Mercoledì 15 marzo: la Chiesa festeggia santa Luisa de Marillac, la donna forte che aiutò san Vincenzo de’ Paoli in un’eroica opera caritativa nella Francia del XVII secolo. Il Santo Padre ha inviato un saluto particolare ai Membri della Associazione Internazionale di Carità nel 400° anniversario dalla fondazione della prima Confraternita della Carità. Santa Luisa ha operato con la delicatezza, con la finezza della carità che non umilia nessuno, che non offende la persona bisognosa ma la accoglie, la solleva, le rende il coraggio e la speranza. E allora il ricordo di santa Luisa si coniuga con la 14° udienza dedicata alla speranza. Il Papa ha affrontato la speranza che è generata dal desiderio di amore che è in ogni uomo e che trova eco nel comando biblico di amare Dio con tutto il cuore, con tutta l’anima e con tutta la mente e di amare il prossimo come noi stessi. Siamo chiamati ad amare e in noi c’è la speranza cristiana di incontrare il grande Amore che è Dio stesso.

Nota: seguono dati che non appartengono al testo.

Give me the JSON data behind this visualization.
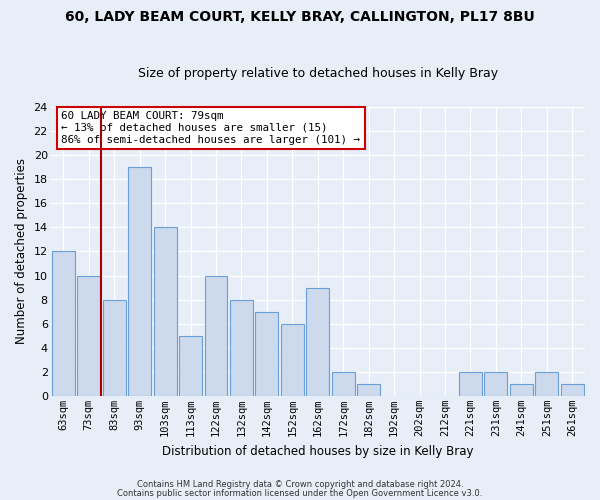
{
  "title": "60, LADY BEAM COURT, KELLY BRAY, CALLINGTON, PL17 8BU",
  "subtitle": "Size of property relative to detached houses in Kelly Bray",
  "xlabel": "Distribution of detached houses by size in Kelly Bray",
  "ylabel": "Number of detached properties",
  "bins": [
    "63sqm",
    "73sqm",
    "83sqm",
    "93sqm",
    "103sqm",
    "113sqm",
    "122sqm",
    "132sqm",
    "142sqm",
    "152sqm",
    "162sqm",
    "172sqm",
    "182sqm",
    "192sqm",
    "202sqm",
    "212sqm",
    "221sqm",
    "231sqm",
    "241sqm",
    "251sqm",
    "261sqm"
  ],
  "values": [
    12,
    10,
    8,
    19,
    14,
    5,
    10,
    8,
    7,
    6,
    9,
    2,
    1,
    0,
    0,
    0,
    2,
    2,
    1,
    2,
    1
  ],
  "bar_color": "#cdd9ed",
  "bar_edge_color": "#6a9fd8",
  "highlight_line_color": "#aa0000",
  "annotation_title": "60 LADY BEAM COURT: 79sqm",
  "annotation_line1": "← 13% of detached houses are smaller (15)",
  "annotation_line2": "86% of semi-detached houses are larger (101) →",
  "annotation_box_edge": "#cc0000",
  "ylim": [
    0,
    24
  ],
  "yticks": [
    0,
    2,
    4,
    6,
    8,
    10,
    12,
    14,
    16,
    18,
    20,
    22,
    24
  ],
  "footer1": "Contains HM Land Registry data © Crown copyright and database right 2024.",
  "footer2": "Contains public sector information licensed under the Open Government Licence v3.0.",
  "bg_color": "#e8eef8",
  "plot_bg_color": "#e8eef8",
  "grid_color": "#ffffff",
  "title_fontsize": 10,
  "subtitle_fontsize": 9
}
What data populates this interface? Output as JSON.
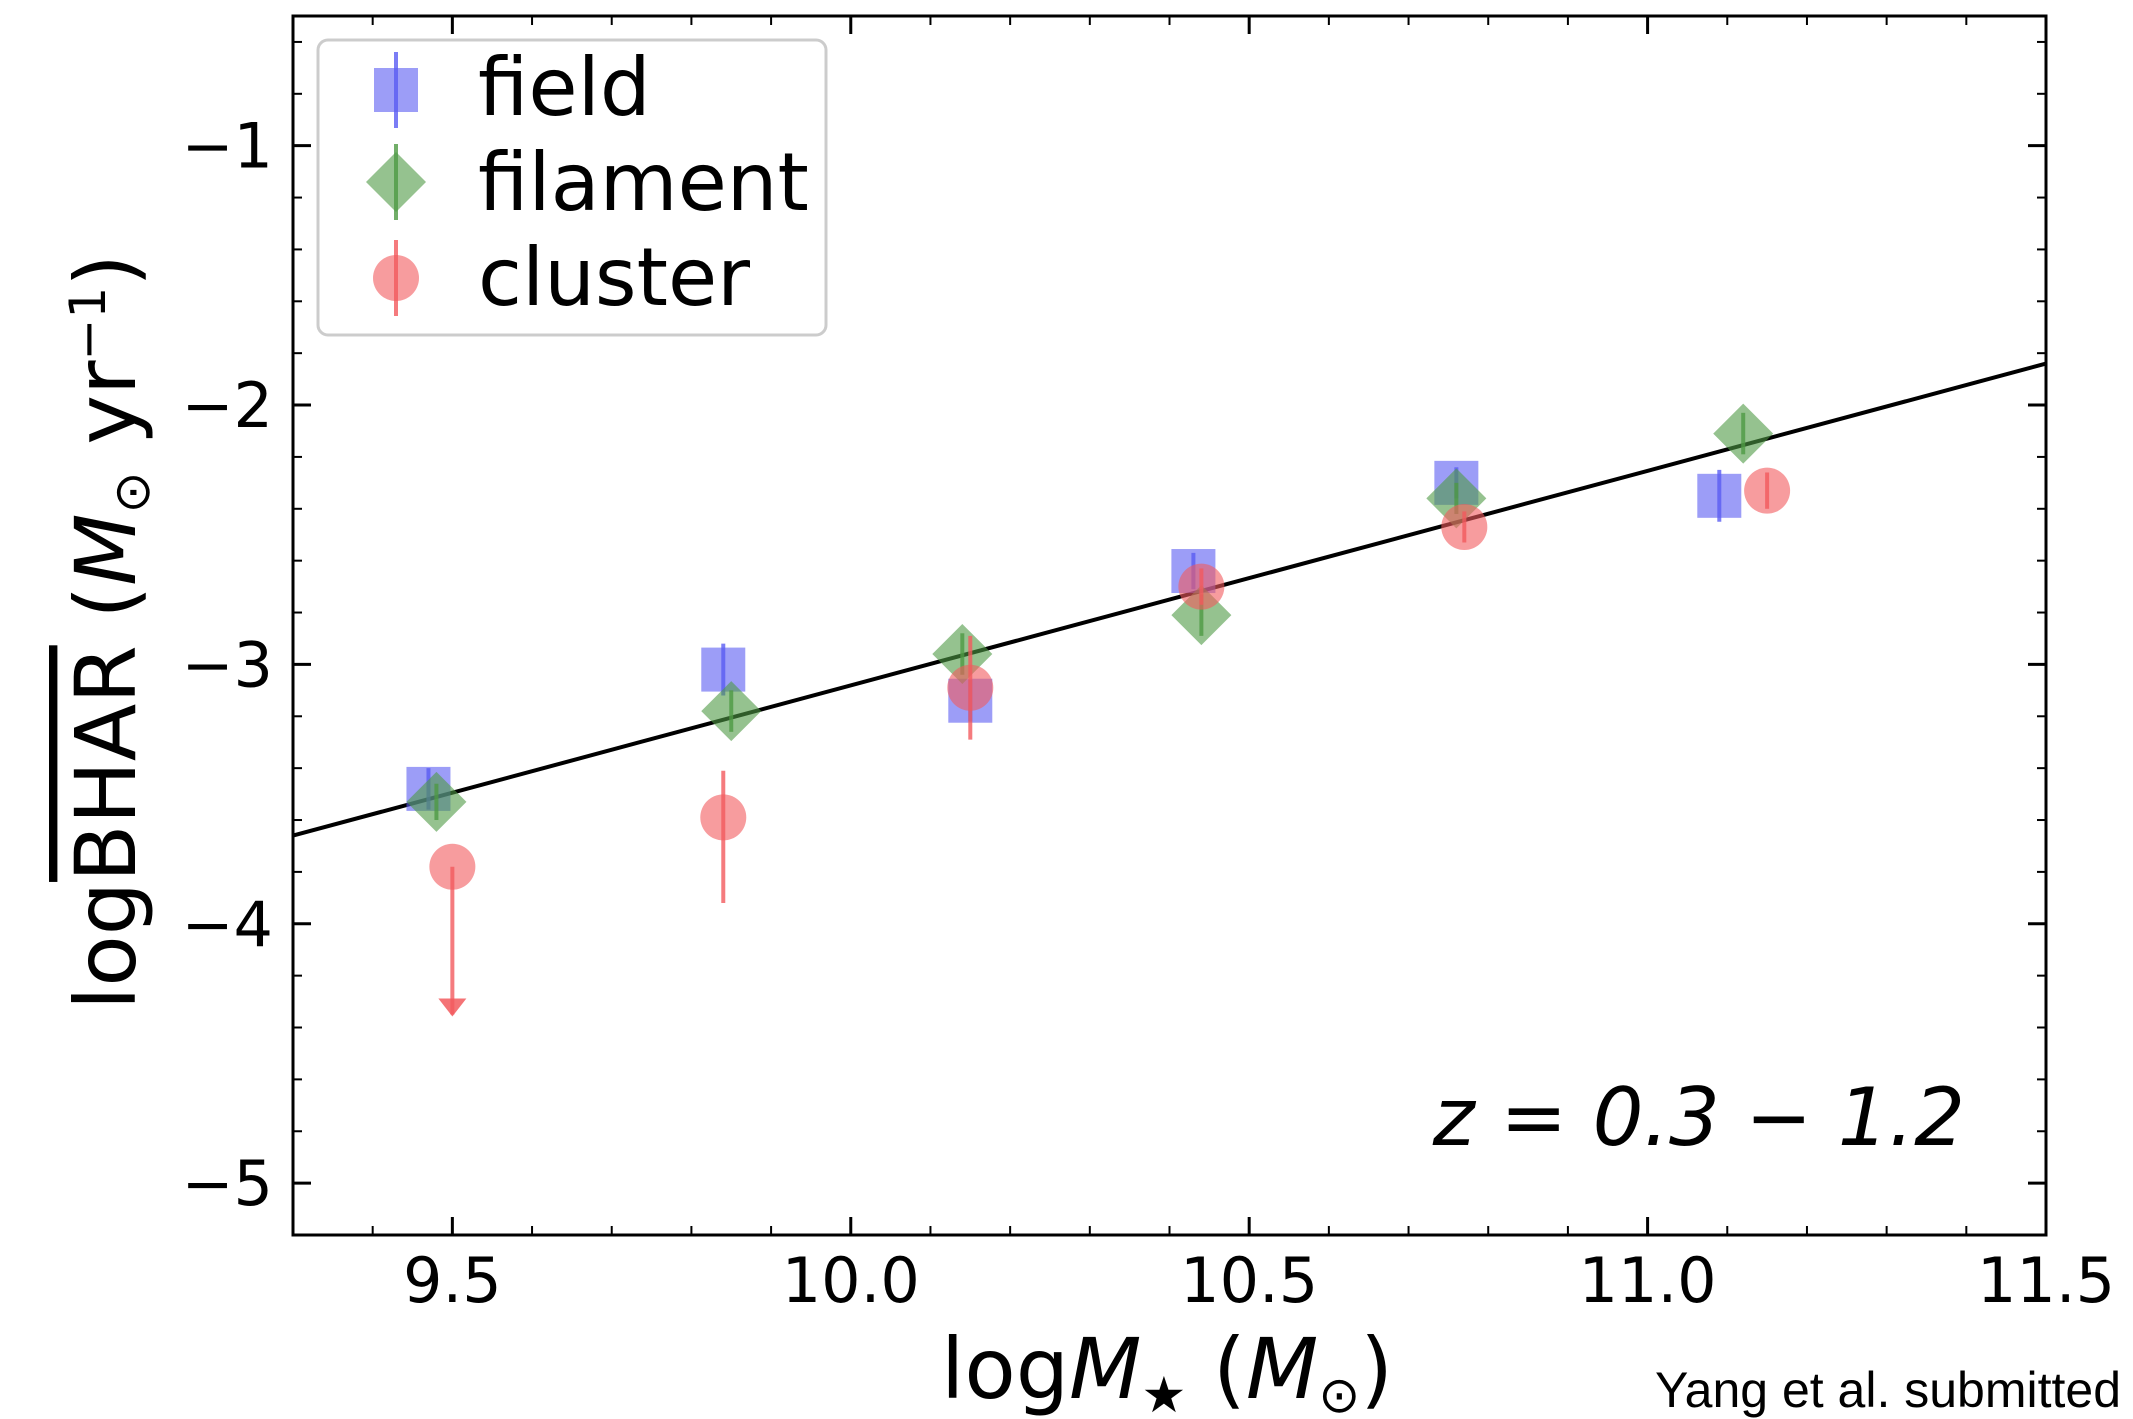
{
  "chart_data": {
    "type": "scatter",
    "xlabel": {
      "prefix": "log",
      "var": "M",
      "sub": "★",
      "unit_open": " (",
      "unit_var": "M",
      "unit_sub": "⊙",
      "unit_close": ")"
    },
    "ylabel": {
      "prefix": "log",
      "var": "BHAR",
      "unit_open": " (",
      "unit_var": "M",
      "unit_sub": "⊙",
      "unit_mid": " yr",
      "unit_sup": "−1",
      "unit_close": ")"
    },
    "xlim": [
      9.3,
      11.5
    ],
    "ylim": [
      -5.2,
      -0.5
    ],
    "xticks": [
      {
        "value": 9.5,
        "label": "9.5"
      },
      {
        "value": 10.0,
        "label": "10.0"
      },
      {
        "value": 10.5,
        "label": "10.5"
      },
      {
        "value": 11.0,
        "label": "11.0"
      },
      {
        "value": 11.5,
        "label": "11.5"
      }
    ],
    "yticks": [
      {
        "value": -1,
        "label": "−1"
      },
      {
        "value": -2,
        "label": "−2"
      },
      {
        "value": -3,
        "label": "−3"
      },
      {
        "value": -4,
        "label": "−4"
      },
      {
        "value": -5,
        "label": "−5"
      }
    ],
    "x_minor_step": 0.1,
    "y_minor_step": 0.2,
    "legend_position": "top-left",
    "series": [
      {
        "name": "field",
        "marker": "square",
        "color": "#5a5cf2",
        "points": [
          {
            "x": 9.47,
            "y": -3.48,
            "err": 0.08
          },
          {
            "x": 9.84,
            "y": -3.02,
            "err": 0.1
          },
          {
            "x": 10.15,
            "y": -3.14,
            "err": 0.08
          },
          {
            "x": 10.43,
            "y": -2.64,
            "err": 0.07
          },
          {
            "x": 10.76,
            "y": -2.3,
            "err": 0.06
          },
          {
            "x": 11.09,
            "y": -2.35,
            "err": 0.1
          }
        ]
      },
      {
        "name": "filament",
        "marker": "diamond",
        "color": "#4f9a44",
        "points": [
          {
            "x": 9.48,
            "y": -3.53,
            "err": 0.07
          },
          {
            "x": 9.85,
            "y": -3.18,
            "err": 0.08
          },
          {
            "x": 10.14,
            "y": -2.96,
            "err": 0.08
          },
          {
            "x": 10.44,
            "y": -2.81,
            "err": 0.08
          },
          {
            "x": 10.76,
            "y": -2.36,
            "err": 0.06
          },
          {
            "x": 11.12,
            "y": -2.11,
            "err": 0.08
          }
        ]
      },
      {
        "name": "cluster",
        "marker": "circle",
        "color": "#f25a5e",
        "points": [
          {
            "x": 9.5,
            "y": -3.78,
            "upper_limit": true,
            "limit_to": -4.35
          },
          {
            "x": 9.84,
            "y": -3.59,
            "err_low": 0.33,
            "err_high": 0.18
          },
          {
            "x": 10.15,
            "y": -3.09,
            "err": 0.2
          },
          {
            "x": 10.44,
            "y": -2.7,
            "err": 0.07
          },
          {
            "x": 10.77,
            "y": -2.47,
            "err": 0.06
          },
          {
            "x": 11.15,
            "y": -2.33,
            "err": 0.07
          }
        ]
      }
    ],
    "fit_line": {
      "x": [
        9.3,
        11.5
      ],
      "y": [
        -3.66,
        -1.84
      ],
      "color": "#000000"
    },
    "annotations": [
      {
        "text": "z = 0.3 − 1.2"
      }
    ]
  },
  "credit": "Yang et al. submitted"
}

Amare è un’esigenza dell’uomo ma spesso i nostri limiti, la nostra debolezza, ci fanno cadere nell’amore di noi stessi prima che quello per gli altri. “Paolo ci invita a riconoscere che siamo peccatori, e che anche il nostro modo di amare è segnato dal peccato”, sottolinea il Papa, riusciamo a “sporcare” anche i nostri gesti di carità, di amore, quando li facciamo con il recondito pensiero di metterci in mostra, di agire per essere ammirati e apprezzati dagli altri. “L’ipocrisia può insinuarsi ovunque, anche nel nostro modo di amare.” Veri sepolcri imbiancati “quando miriamo a cose che abbiano “visibilità” per fare sfoggio della nostra intelligenza o della nostra capacità” magari facendo finta di essere generosi con gli altri a cui elargiamo le nostre conoscenze, i nostri pareri, il nostro contributo.
“Dietro a tutto questo c’è un’idea falsa, ingannevole, vale a dire che, se amiamo, è perché noi siamo buoni; come se la carità fosse una creazione dell’uomo, un prodotto del nostro cuore. La carità, invece, è anzitutto una grazia, un regalo; […] La carità è una grazia: non consiste nel far trasparire quello che noi siamo, ma quello che il Signore ci dona e che noi liberamente accogliamo; e non si può esprimere nell’incontro con gli altri se prima non è generata dall’incontro con il volto mite e misericordioso di Gesù”.
Il Signore supera i nostri limiti e ci può aiutare ad amare in modo sincero come riflesso del amore che riceviamo da Lui. Da soli non siamo capaci, “abbiamo bisogno che il Signore rinnovi continuamente questo dono nel nostro cuore, attraverso l’esperienza della sua infinita misericordia. E allora sì che torneremo ad apprezzare le cose piccole, le cose semplici, ordinarie; che torneremo ad apprezzare tutte queste piccole cose di tutti i giorni e saremo capaci di amare gli altri come li ama Dio, volendo il loro bene, cioè che siano santi”.
L’amore per l’altro non è solo umanitarismo, ma è desiderio di elevare l’altro alle vette della felicità che solo in Cristo trova il suo pieno compimento. Ecco perché ricordando san Vincenzo e santa Luisa il Papa, sempre oggi, ha sottolineato che “una promozione umana, una autentica liberazione dell’uomo non esiste senza annuncio del Vangelo perché l’aspetto più sublime della dignità umana si trova nella vocazione dell’uomo di comunicare con Dio” (traduzione dal francese).